October 7, 2021 14:37:57
GBP/USD retraces back to support/resistance zone
Sterling has made a decent comeback after the steep selloff last week. Two sharp days of selling saw the pair break down through the August low at 1.3602 and then the July low at 1.3571. Trendline support from the March lows was pierced. But the pair was oversold on the daily RSI and through the lower Keltner channel.
Buyers have taken the pair back to the zone around 1.36 after four straight days of gains. There is also a Fib level (23.6%) of the March 2020 to June 2021 move at 1.3580. A push above here sees near-term resistance at 1.3647 before 1.3725. Failure in this zone / a bumper NFP print will see initial support at 1.3530/50 challenged before the figure.

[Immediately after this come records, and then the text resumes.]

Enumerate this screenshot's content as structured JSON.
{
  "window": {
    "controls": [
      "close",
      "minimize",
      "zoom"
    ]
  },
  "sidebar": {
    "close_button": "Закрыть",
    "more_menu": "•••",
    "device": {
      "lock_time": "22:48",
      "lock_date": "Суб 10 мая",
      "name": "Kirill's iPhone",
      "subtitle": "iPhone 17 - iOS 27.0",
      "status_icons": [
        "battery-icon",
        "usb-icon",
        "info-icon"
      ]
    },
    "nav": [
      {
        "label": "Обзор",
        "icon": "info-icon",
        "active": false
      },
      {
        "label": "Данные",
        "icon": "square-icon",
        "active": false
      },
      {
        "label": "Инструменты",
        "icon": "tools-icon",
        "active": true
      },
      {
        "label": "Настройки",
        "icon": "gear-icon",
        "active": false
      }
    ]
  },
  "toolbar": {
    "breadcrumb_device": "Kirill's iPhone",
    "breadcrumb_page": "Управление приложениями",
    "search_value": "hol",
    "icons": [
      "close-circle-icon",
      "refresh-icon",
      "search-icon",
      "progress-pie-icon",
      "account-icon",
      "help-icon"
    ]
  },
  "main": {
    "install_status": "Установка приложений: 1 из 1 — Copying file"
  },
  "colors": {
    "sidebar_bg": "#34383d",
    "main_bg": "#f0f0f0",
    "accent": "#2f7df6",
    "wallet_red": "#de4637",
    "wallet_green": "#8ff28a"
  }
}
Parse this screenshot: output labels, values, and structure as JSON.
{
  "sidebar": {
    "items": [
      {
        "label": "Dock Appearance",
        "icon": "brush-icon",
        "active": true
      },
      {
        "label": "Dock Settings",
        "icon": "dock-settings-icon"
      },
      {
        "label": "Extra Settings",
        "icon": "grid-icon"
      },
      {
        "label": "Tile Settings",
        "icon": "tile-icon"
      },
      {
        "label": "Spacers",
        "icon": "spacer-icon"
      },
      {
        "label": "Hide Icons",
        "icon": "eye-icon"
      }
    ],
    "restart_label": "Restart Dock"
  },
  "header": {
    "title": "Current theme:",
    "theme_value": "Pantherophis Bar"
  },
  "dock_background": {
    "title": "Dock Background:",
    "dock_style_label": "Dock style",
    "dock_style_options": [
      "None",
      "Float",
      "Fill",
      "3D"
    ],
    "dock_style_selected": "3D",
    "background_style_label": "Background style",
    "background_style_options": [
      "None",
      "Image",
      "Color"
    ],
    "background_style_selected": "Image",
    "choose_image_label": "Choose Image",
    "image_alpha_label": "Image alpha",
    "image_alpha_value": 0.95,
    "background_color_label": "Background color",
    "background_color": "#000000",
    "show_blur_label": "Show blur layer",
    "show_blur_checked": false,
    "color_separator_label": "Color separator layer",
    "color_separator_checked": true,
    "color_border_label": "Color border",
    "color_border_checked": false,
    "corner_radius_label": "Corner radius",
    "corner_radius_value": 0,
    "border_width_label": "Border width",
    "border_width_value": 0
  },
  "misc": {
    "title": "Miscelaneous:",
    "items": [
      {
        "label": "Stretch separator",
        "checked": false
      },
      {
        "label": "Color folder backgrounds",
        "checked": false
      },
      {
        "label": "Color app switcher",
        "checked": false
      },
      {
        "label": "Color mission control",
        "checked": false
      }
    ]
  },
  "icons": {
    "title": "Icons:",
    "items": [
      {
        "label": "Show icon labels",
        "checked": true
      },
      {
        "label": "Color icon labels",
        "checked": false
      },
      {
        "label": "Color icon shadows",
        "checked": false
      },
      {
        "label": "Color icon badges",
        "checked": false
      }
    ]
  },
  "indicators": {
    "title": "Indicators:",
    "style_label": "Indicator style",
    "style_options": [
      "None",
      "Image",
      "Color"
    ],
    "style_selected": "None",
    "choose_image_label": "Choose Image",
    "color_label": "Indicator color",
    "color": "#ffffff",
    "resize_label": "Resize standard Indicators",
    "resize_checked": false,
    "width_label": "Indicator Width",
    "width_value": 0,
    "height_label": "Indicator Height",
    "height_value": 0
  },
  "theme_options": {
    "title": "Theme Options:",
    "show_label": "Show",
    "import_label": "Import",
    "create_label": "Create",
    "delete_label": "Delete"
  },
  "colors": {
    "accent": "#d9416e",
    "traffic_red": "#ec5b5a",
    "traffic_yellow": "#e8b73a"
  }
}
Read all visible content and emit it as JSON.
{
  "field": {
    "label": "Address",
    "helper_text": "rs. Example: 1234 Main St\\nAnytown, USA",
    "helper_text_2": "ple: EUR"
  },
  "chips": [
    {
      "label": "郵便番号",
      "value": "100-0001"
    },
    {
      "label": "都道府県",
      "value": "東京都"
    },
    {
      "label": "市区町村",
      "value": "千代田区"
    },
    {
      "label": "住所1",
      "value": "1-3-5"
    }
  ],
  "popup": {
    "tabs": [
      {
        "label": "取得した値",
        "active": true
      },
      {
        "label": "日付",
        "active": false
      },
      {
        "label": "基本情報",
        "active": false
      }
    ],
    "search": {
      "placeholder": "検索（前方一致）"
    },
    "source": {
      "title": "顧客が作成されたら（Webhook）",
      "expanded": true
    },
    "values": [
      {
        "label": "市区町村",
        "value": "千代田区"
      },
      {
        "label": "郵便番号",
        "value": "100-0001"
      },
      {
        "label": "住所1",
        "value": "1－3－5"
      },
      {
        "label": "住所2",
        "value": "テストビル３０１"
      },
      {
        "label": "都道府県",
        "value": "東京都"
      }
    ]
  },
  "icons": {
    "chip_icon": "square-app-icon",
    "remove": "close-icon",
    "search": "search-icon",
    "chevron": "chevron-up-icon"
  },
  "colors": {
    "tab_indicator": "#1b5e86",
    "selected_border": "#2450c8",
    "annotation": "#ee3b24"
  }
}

We note that despite the recovery from the lows and better risk mood, cable implied volatility has had the biggest rise of all the majors recently. This points to the market continuing to be fearful of renewed losses.
USD/JPY consolidates just below recent highs
This pair moves where US 10-year Treasury bond yields go, as we have said many times. After trading in a narrow range for most of the summer, the pair surged higher for six straight days in late September as yields jumped from 1.30% to above 1.50%. The pair appreciated close to three big figures over the same time period hitting a high at 112.07.
After being overbought, we pulled back to the August high at 110.80 which now acts as solid support. First resistance which pushed prices down yesterday sits at 111.65. If we can beat this with momentum still bullish, then we should see new cycle highs.